In 1894 Mr. Wilson engaged in the general merchandise business at Driftwood, in what is now Alfalfa County, and at the same time he entered claim to a homestead of 160 acres of land, situated near that village. In 1901 he removed his stock of merchandise to Cherokee, and in 1905 he sold his stock and business to turn his attention to the newspaper business, in which he had received excellent experience in earlier years, as previously noted in this article. On the first of February, 1905, Mr. Wilson became the founder of the Cherokee Weekly Messenger, which is an exponent of the principles of the democratic party and which he has made a specially effective force in exploiting and furthering the attractions and advantages of Alfalfa County and the City of Cherokee. The newspaper and job-printing plant of the Messenger are of modern order, and the facilities include the latest model of the Linotype typesetting machine. The Messenger is the only democratic paper in Alfalfa County, is ably and vigorously edited and is a model in makeup and letterpress. The paper has an excellent circulation of representative order, its advertising patronage is liberal and the business in general is established on a substantial and profitable basis. Mr. Wilson is a leader in public sentiment and action in Alfalfa County and is a progressive and loyal citizen who has the high regard of the community. He is affiliated with the local organizations of the Independent Order of Odd Fellows and the Modern Woodmen of America.

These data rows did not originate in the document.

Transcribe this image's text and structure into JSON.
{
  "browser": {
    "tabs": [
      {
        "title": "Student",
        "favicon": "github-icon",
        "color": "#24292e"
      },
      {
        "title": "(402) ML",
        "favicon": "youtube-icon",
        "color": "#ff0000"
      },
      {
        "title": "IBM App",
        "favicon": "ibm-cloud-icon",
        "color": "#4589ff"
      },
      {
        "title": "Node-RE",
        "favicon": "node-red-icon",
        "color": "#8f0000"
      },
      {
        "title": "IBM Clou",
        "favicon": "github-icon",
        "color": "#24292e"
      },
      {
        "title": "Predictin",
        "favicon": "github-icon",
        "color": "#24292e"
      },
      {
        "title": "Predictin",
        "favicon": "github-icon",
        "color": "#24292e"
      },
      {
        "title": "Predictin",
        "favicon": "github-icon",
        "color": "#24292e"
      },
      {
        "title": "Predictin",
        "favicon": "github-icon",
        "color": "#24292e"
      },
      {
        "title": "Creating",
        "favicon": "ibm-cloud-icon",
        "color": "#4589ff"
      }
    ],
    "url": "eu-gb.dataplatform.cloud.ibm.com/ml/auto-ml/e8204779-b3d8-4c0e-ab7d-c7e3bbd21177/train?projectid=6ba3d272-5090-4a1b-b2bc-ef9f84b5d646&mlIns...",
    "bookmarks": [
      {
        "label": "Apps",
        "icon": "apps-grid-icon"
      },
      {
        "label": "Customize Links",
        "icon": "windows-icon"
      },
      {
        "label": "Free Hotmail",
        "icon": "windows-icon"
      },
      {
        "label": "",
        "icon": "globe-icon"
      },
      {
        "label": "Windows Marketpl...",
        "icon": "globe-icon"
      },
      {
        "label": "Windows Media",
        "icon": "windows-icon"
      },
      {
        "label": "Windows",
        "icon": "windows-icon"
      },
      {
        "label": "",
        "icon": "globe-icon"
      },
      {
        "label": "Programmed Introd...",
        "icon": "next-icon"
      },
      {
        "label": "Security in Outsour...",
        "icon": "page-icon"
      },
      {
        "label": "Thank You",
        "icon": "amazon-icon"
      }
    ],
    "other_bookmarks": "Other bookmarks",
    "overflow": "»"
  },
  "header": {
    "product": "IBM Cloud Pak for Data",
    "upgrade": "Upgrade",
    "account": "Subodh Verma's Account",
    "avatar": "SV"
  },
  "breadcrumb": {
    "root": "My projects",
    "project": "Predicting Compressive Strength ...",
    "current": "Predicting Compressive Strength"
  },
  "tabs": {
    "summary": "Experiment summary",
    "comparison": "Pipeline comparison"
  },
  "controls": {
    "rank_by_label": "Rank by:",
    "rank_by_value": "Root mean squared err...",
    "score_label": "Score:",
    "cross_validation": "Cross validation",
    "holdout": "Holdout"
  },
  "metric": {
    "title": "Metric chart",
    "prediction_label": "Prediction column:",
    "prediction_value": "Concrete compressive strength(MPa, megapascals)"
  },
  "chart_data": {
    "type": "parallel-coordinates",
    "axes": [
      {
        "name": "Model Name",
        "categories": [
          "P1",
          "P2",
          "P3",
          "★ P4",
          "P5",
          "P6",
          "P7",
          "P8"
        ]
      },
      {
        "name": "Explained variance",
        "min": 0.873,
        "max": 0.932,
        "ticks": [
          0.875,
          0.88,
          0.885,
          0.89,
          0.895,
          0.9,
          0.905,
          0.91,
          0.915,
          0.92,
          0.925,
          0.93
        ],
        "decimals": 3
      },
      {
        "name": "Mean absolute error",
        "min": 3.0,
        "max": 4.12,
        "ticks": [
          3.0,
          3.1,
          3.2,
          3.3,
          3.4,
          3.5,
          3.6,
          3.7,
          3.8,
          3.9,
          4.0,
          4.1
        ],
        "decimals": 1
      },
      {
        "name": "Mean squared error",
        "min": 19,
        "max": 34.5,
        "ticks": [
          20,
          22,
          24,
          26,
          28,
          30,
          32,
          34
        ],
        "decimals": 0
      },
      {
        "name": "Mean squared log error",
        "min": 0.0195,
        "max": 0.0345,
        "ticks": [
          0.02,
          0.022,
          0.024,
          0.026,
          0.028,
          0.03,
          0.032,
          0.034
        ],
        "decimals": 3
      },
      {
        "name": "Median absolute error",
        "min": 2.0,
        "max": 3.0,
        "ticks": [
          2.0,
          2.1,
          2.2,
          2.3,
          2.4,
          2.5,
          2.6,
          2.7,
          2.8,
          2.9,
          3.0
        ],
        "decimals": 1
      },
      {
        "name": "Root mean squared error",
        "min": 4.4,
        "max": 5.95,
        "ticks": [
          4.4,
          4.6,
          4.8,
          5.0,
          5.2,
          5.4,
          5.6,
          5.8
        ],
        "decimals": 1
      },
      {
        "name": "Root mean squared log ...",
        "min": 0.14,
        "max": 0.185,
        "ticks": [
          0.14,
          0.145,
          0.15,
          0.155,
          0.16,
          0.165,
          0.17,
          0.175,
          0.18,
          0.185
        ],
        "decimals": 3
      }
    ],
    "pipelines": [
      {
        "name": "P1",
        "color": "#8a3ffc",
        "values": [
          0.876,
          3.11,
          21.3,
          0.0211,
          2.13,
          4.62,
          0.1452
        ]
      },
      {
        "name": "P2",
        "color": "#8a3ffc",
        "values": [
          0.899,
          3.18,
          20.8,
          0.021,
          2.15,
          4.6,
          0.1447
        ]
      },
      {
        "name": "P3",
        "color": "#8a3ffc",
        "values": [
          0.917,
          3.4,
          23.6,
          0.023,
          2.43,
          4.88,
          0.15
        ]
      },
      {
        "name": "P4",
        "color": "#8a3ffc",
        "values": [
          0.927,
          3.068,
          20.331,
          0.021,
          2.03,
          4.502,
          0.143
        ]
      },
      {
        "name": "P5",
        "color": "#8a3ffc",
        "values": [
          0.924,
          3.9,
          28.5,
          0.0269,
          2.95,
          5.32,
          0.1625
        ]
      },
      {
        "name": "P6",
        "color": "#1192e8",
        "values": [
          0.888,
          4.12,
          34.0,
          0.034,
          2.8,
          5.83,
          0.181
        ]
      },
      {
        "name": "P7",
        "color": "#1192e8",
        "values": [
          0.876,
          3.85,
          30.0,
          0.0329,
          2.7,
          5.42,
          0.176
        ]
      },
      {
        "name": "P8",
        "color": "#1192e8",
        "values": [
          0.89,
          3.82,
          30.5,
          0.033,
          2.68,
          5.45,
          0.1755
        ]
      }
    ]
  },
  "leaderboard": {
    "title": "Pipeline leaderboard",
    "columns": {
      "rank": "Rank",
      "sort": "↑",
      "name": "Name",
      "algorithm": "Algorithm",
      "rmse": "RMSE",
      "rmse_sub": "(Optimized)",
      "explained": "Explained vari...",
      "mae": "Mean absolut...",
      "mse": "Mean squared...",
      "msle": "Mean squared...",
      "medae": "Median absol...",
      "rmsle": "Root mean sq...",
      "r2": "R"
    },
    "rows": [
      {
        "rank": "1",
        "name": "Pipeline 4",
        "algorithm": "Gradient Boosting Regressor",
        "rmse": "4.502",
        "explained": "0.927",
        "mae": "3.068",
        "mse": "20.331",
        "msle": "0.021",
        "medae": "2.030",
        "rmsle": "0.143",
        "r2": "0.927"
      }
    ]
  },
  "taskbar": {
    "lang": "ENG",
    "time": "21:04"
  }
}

At Hugoton, Stevens County, Kansas, on the 13th of April, 1890, was solemnized the marriage of Mr. Wilson to Miss Ella D. Calvert, who was born at Centerville, Iowa, on the 20th of October, 1876, and whose parents, James W. and Sarah C. (Michael) Calvert, were born in Ohio, whence they removed to Iowa in an early day, later becoming residents of Kansas. Mr. and Mrs. Wilson become the parents of three sons and four daughters: Frank Calvert was born May 28, 1894; Sarah Eunice, the second child, died in infancy; Charles Russell was born November 2, 1896; Lizzie died in infancy; Mary Lois was born in 1902; Frances Willard was born March 1, 1906; and Clifton Luther was born November 16, 1907. All of the children are living except the two daughters who died in infancy and all of the surviving children are residents of Oklahoma.